Un train de nuit
4 août, 2011Fatigué de lutter contre les forces de l’inertie, nous roulions soudés vers la nuit, subissant l’odeur aigre des corps entremêlés. Le bruit sourd et saccadé de l’acier sur les rails étouffait les soupirs.
Marco et moi-même avions respecté à la lettre le règlement. Deux paires de menottes liaient le prisonnier à nos poignets. Le poignet gauche pour Marco. Le droit pour moi.
L’homme ne parlait presque pas. D’ailleurs ceux que nous emmenions au camp, n’étaient guère loquaces. Généralement, ils s’étaient défendus comme des damnés devant le Tribunal du Peuple, puis vaincus par l’inéluctable, leur discours s’éteignait peu à peu. Au moment où nous les récupérions pour les conduire à la gare, ils avaient accepté enfin leur sort. Muets et prostrés.

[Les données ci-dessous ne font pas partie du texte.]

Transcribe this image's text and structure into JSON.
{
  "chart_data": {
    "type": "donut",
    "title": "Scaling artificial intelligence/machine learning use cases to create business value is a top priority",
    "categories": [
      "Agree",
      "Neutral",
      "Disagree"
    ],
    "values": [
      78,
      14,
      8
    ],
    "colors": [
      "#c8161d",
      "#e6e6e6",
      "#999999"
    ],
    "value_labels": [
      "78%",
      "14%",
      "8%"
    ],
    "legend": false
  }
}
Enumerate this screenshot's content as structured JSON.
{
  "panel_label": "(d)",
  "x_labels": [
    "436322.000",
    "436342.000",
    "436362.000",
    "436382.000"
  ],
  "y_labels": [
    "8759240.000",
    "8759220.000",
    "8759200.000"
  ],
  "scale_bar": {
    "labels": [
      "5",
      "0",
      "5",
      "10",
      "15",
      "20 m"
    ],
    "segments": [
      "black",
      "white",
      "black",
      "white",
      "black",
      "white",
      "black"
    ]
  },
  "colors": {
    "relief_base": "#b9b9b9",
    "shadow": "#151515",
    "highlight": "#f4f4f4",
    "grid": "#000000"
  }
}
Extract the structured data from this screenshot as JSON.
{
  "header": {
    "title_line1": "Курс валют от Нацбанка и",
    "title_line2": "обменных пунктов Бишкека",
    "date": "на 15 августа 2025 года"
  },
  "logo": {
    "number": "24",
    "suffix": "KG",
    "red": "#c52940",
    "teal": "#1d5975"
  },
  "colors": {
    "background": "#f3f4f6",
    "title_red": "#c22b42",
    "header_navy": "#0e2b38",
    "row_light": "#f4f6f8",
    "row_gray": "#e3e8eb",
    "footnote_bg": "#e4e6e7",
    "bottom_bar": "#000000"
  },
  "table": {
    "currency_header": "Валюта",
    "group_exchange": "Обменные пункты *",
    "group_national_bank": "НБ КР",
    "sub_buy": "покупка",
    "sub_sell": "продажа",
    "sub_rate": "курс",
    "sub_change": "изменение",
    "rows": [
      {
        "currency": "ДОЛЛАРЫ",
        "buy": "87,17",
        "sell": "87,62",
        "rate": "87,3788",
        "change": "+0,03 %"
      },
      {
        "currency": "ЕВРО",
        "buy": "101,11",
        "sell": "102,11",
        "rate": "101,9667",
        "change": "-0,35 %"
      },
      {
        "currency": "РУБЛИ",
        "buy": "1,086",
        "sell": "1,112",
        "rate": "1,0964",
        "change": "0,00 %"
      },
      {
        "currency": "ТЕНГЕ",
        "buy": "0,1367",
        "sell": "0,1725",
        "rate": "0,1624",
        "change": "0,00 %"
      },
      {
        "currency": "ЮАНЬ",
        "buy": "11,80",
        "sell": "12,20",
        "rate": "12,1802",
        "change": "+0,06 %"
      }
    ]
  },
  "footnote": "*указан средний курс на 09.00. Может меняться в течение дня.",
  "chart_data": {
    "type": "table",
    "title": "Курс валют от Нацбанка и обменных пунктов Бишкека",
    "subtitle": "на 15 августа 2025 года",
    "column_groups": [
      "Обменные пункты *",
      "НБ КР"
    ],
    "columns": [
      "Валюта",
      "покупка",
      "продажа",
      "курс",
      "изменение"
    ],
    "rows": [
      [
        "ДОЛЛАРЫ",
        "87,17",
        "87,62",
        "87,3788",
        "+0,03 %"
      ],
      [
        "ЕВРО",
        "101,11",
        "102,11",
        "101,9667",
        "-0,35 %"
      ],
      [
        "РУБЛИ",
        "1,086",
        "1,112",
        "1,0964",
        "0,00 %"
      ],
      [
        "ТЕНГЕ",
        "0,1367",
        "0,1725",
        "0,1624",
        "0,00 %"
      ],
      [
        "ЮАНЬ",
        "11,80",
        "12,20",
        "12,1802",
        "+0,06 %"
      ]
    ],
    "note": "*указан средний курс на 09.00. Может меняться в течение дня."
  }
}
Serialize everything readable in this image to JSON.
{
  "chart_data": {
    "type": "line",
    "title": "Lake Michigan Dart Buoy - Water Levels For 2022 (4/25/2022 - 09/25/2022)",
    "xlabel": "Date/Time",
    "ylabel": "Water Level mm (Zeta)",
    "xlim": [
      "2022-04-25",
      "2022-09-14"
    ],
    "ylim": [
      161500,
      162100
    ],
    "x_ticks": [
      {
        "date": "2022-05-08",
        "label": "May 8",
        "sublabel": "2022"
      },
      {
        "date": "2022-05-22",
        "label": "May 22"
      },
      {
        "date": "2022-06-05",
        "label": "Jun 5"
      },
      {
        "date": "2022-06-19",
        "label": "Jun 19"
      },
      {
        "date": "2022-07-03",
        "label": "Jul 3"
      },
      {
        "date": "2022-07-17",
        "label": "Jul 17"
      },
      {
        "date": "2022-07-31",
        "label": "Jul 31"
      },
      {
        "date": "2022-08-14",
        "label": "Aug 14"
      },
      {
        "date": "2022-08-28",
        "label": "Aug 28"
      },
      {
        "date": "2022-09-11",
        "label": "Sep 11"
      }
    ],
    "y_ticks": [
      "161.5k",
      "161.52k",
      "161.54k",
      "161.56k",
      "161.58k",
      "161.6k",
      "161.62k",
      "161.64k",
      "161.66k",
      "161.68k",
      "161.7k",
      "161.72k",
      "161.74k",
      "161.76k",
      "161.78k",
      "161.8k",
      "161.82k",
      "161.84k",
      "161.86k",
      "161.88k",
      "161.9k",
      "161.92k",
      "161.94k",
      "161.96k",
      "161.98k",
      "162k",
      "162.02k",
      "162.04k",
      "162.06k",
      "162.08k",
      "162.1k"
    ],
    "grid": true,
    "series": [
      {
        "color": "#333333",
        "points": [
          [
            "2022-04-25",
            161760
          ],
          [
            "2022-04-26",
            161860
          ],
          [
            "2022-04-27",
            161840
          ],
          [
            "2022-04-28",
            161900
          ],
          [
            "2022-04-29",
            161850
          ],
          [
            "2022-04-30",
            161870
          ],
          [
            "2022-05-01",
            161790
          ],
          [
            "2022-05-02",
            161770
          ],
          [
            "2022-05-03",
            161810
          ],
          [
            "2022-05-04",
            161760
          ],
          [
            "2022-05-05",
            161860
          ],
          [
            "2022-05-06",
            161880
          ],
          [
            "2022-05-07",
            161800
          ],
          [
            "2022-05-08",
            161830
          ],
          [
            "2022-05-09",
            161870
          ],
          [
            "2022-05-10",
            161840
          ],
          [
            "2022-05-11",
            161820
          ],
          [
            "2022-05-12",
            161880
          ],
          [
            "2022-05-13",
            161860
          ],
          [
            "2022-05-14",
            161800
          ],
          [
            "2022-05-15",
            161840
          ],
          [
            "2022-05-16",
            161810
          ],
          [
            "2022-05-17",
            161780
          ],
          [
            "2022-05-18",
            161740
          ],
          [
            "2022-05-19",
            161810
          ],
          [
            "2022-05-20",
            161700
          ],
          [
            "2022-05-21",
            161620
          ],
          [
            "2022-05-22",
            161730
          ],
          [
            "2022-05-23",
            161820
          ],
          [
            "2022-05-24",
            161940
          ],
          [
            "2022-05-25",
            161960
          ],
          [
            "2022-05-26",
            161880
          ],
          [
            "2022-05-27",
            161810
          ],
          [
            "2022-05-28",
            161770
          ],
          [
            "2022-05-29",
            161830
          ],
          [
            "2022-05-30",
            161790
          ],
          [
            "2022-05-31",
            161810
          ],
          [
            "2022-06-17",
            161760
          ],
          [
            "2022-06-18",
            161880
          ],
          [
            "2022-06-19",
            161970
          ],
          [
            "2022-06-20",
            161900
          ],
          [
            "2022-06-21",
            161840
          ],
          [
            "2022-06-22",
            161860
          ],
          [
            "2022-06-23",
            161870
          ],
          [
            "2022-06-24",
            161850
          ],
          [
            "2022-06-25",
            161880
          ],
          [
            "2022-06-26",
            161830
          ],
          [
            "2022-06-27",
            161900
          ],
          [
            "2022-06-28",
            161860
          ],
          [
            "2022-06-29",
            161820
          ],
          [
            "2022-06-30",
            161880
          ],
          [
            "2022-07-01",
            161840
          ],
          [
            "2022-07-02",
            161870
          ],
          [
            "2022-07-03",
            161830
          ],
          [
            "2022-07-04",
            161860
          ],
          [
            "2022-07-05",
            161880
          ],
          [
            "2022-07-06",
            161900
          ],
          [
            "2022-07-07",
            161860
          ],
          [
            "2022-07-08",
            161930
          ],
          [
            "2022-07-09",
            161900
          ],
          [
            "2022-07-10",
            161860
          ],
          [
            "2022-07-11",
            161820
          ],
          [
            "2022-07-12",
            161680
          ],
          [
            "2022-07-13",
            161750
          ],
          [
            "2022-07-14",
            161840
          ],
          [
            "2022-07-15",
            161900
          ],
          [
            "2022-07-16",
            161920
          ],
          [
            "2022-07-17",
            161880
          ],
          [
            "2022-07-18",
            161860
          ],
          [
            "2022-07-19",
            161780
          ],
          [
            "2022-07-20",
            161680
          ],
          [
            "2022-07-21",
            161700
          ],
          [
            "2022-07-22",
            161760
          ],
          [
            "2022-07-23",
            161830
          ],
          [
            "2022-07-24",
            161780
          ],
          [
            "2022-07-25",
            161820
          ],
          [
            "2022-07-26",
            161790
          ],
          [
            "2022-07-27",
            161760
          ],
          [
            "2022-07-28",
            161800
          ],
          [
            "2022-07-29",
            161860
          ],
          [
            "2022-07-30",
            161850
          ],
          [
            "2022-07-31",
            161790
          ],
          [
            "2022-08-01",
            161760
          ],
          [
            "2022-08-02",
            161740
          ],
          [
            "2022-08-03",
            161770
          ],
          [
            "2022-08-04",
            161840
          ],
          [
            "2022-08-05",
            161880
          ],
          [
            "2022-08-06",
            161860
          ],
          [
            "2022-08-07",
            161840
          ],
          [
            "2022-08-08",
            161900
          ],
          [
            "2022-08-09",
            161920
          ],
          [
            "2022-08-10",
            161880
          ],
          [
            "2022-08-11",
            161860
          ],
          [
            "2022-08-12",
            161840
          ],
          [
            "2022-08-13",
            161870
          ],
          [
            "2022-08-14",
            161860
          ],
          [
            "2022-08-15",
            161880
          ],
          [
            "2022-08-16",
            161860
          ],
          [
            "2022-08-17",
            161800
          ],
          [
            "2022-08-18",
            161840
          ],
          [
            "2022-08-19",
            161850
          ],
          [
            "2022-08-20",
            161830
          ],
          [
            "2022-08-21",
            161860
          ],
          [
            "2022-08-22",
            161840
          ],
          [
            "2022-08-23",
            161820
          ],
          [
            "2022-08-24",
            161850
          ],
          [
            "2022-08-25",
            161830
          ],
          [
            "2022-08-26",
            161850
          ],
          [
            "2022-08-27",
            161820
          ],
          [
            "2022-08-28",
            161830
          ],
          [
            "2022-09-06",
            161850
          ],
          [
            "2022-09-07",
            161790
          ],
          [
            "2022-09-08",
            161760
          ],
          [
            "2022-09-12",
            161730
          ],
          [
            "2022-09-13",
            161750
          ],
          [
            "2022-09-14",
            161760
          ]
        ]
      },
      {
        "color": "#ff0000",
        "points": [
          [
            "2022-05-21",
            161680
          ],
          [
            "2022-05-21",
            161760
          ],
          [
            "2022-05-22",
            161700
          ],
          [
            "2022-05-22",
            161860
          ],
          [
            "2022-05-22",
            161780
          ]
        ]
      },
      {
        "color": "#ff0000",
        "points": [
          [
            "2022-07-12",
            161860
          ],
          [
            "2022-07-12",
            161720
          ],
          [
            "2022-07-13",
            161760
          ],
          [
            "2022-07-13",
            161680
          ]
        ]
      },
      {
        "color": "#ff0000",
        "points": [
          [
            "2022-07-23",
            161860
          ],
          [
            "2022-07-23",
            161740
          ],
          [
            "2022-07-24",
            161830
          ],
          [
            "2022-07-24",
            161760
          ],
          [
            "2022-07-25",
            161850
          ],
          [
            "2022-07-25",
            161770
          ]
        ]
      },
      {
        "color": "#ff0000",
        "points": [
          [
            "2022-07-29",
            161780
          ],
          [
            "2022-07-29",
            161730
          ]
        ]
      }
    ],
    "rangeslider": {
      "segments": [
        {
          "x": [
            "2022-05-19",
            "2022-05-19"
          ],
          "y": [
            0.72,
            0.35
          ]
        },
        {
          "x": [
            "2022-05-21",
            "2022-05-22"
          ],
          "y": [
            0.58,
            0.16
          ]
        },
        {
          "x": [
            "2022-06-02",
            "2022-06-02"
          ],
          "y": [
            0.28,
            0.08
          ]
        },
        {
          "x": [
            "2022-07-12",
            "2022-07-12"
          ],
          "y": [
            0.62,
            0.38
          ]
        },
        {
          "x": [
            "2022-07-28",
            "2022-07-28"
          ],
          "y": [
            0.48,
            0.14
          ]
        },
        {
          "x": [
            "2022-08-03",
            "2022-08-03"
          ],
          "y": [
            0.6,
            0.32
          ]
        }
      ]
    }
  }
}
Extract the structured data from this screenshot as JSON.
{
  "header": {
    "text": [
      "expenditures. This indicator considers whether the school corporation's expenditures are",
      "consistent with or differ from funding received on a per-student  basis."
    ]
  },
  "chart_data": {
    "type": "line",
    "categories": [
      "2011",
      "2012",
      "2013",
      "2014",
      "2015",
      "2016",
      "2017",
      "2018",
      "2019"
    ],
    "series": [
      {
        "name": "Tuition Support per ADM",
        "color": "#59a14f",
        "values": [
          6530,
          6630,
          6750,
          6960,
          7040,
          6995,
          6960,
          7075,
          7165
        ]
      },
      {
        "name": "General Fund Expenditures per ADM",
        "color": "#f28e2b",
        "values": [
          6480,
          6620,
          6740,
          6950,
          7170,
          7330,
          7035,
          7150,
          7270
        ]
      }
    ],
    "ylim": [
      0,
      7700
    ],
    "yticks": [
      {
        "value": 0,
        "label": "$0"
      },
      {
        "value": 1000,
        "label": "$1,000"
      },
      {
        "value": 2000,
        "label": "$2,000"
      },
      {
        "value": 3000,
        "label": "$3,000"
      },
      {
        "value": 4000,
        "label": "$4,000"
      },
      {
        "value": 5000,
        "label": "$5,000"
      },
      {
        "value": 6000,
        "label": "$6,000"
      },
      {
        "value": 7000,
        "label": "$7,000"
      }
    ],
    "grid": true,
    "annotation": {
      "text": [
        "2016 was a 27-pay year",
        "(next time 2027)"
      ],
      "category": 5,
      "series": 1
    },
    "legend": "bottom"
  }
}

En dépit de ses airs de gamin, il devait avoir mon âge. Vingt cinq ans, trente peut-être. De toute façon, ces gens-là n’avaient plus d’état-civil à partit du moment où nous les prenions en charge. Ses cheveux blonds et son visage have, fatigué par la détention, dévoré d’une barbe salie, lui donnaient l’air d’un poète maudit. J’imaginais que c’était suffisant pour le rendre suspect aux yeux des passants que nous croisions sur les quais et peut-être des autorités qui l’avaient jugé. D’autant plus qu’une espèce de lueur indocile dans son regard laissait penser qu’il n’avait en rien renoncé à sa rébellion. Contrairement aux autres.
Il ne nous avait presque pas adressé la parole sauf pour demander une cigarette à Marco. Ce n’était pas interdit par le règlement. Marco s’était exécuté.
Marco était un ancien des Forces du Peuple. Il portait l’uniforme vert olive depuis vingt ans. Il me conseillait souvent de ne pas faire de vagues, de dire « amen » à tout ce que me disait mon Commissaire Général et tout irait bien. Quant aux hommes que nous devions « accompagner » vers le Grand Nord, il valait mieux ne pas penser à leur sort. Ils n’avaient qu’à respecter l’ordre établi par les autorités gouvernementales et le Parti. Si les juges populaires les avaient condamnés, c’était sûrement parce qu’ils avaient commis un méfait quelconque : écrire un pamphlet, tenir une réunion secrète, organiser une manifestation ou un syndicat, enfin tout entreprise qui n’était pas contrôlable par les représentants de la Nation.